Ouais, je sais, je ne comptais pas le faire mais voilà: il y a tellement de commentaires ironiques, haineux ou tout simplement injustifiés sur la Bible que je me suis dit que le point de vue d'un gars qui l'a entièrement lue, sans a priori, ne serait peut-être pas superflu. Ouais, je parle de moi...


Vous vous demandez certainement comment un type normal peut avoir envie de lire ce pavé indigeste à notre époque ? Tout d'abord, sachez que je ne suis pas normal. Ensuite je dirais qu'il y a trois raisons:


1) Parce que je fais partie d'une catégorie de gens qui n'arrêtent pas de se prendre la tête sur le sens de la vie et qui cherchent des réponses un peu partout, dans toutes les philosophies/religions/mythologies encore accessibles. Difficile dans ce cas d'éviter la Bible...


2) Par curiosité intellectuelle. Comment prétendre connaître réellement l'Histoire de l'Humanité sans prendre connaissance des écrits qui ont nourri spirituellement et socialement l'Occident et une partie de l'Orient pendant des millénaires ? Pour faire simple, l'Europe telle qu'elle commença à germer au Moyen-âge n'aurait tout simplement pas existé sans la religion comme facteur de rassemblement.

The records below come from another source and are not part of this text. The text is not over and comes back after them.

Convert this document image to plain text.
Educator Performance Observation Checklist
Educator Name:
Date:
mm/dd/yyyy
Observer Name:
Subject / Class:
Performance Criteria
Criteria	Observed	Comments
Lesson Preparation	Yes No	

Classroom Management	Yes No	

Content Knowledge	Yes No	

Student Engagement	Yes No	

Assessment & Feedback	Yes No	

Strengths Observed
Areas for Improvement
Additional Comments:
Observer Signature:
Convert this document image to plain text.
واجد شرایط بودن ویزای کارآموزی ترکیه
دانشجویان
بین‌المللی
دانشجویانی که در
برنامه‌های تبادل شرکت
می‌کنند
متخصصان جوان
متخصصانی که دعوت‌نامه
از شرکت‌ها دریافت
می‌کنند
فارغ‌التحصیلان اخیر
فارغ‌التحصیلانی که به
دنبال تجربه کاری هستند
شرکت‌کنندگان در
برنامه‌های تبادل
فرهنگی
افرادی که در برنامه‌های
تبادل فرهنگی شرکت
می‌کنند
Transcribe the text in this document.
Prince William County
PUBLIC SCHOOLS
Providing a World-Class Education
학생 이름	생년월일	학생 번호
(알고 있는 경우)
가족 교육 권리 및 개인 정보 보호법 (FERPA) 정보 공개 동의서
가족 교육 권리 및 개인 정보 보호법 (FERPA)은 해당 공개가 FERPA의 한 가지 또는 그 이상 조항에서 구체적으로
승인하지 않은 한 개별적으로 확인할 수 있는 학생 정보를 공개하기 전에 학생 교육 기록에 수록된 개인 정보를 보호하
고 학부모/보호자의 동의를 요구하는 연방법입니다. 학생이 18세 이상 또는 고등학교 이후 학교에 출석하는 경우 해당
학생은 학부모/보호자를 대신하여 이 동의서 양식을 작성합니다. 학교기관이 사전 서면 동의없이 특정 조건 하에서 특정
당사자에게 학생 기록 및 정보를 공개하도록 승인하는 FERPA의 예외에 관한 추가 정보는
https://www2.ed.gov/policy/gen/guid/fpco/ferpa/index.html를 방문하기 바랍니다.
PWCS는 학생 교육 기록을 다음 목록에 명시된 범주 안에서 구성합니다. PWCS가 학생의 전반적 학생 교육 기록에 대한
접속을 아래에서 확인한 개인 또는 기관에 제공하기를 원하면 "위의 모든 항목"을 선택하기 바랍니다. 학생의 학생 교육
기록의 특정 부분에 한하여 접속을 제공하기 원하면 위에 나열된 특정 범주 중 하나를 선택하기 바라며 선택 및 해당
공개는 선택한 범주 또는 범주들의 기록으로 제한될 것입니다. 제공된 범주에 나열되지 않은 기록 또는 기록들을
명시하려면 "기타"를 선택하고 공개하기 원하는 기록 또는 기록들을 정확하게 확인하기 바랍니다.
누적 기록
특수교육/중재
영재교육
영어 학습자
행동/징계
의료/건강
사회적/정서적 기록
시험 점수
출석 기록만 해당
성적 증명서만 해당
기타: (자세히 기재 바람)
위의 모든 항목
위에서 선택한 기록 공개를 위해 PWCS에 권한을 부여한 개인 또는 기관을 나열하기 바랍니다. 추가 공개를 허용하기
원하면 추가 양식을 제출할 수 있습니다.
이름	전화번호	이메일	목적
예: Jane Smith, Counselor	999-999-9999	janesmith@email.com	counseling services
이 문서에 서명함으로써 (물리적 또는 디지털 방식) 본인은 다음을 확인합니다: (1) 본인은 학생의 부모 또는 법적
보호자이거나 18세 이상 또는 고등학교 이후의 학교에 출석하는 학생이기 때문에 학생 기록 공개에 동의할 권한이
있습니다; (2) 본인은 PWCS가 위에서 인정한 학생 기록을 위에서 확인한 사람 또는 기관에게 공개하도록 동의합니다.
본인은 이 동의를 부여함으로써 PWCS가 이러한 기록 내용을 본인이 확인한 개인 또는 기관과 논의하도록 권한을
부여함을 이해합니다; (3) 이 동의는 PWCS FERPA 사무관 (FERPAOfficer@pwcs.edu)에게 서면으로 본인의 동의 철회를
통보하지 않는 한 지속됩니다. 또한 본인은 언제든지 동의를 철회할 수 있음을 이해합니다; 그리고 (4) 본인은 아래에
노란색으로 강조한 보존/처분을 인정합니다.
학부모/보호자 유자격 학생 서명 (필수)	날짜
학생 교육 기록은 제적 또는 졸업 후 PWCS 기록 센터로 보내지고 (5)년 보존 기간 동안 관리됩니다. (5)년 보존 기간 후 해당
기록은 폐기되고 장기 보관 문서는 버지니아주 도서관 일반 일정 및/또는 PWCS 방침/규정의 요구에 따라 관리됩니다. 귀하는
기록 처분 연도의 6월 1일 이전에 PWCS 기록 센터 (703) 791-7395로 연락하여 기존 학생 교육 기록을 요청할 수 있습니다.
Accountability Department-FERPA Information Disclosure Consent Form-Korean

3) Par défi. Ça m'a quand même pris presque deux ans, nom de Dieu !


Les circonstances étant établies, passons à l'essentiel: est-ce que ça valait le coup ? Clairement oui.


Alors d'accord, c'est parfois franchement chiant. Y'a plein de parties dans la Bible qui sont une véritable torture: je veux parler de l'énumération. C'est tout de même un fameux tic de l'Antiquité ça, mine de rien. Ça me fait penser aux "chapitres" les plus laborieux de l'Iliade d'Homère. La première fois que ça arrive, c'est lorsqu'on nous donne toutes les indications nécessaires pour construire un "temple portatif", très utile pour recueillir l'Arche d'Alliance quand on se la trimbale 40 ans dans le Désert. Il y a aussi toutes ces lois, indispensables pour structurer la vie des Hébreux de jadis. C'est long et presque désespérant. N'oublions pas les passages qui se répètent (Chroniques/Rois) et d'autres qui tournent en rond avec les mêmes idées (généralement le fait qu'Israël s'est détourné de YHWH, répété 1000 fois dans les Psaumes).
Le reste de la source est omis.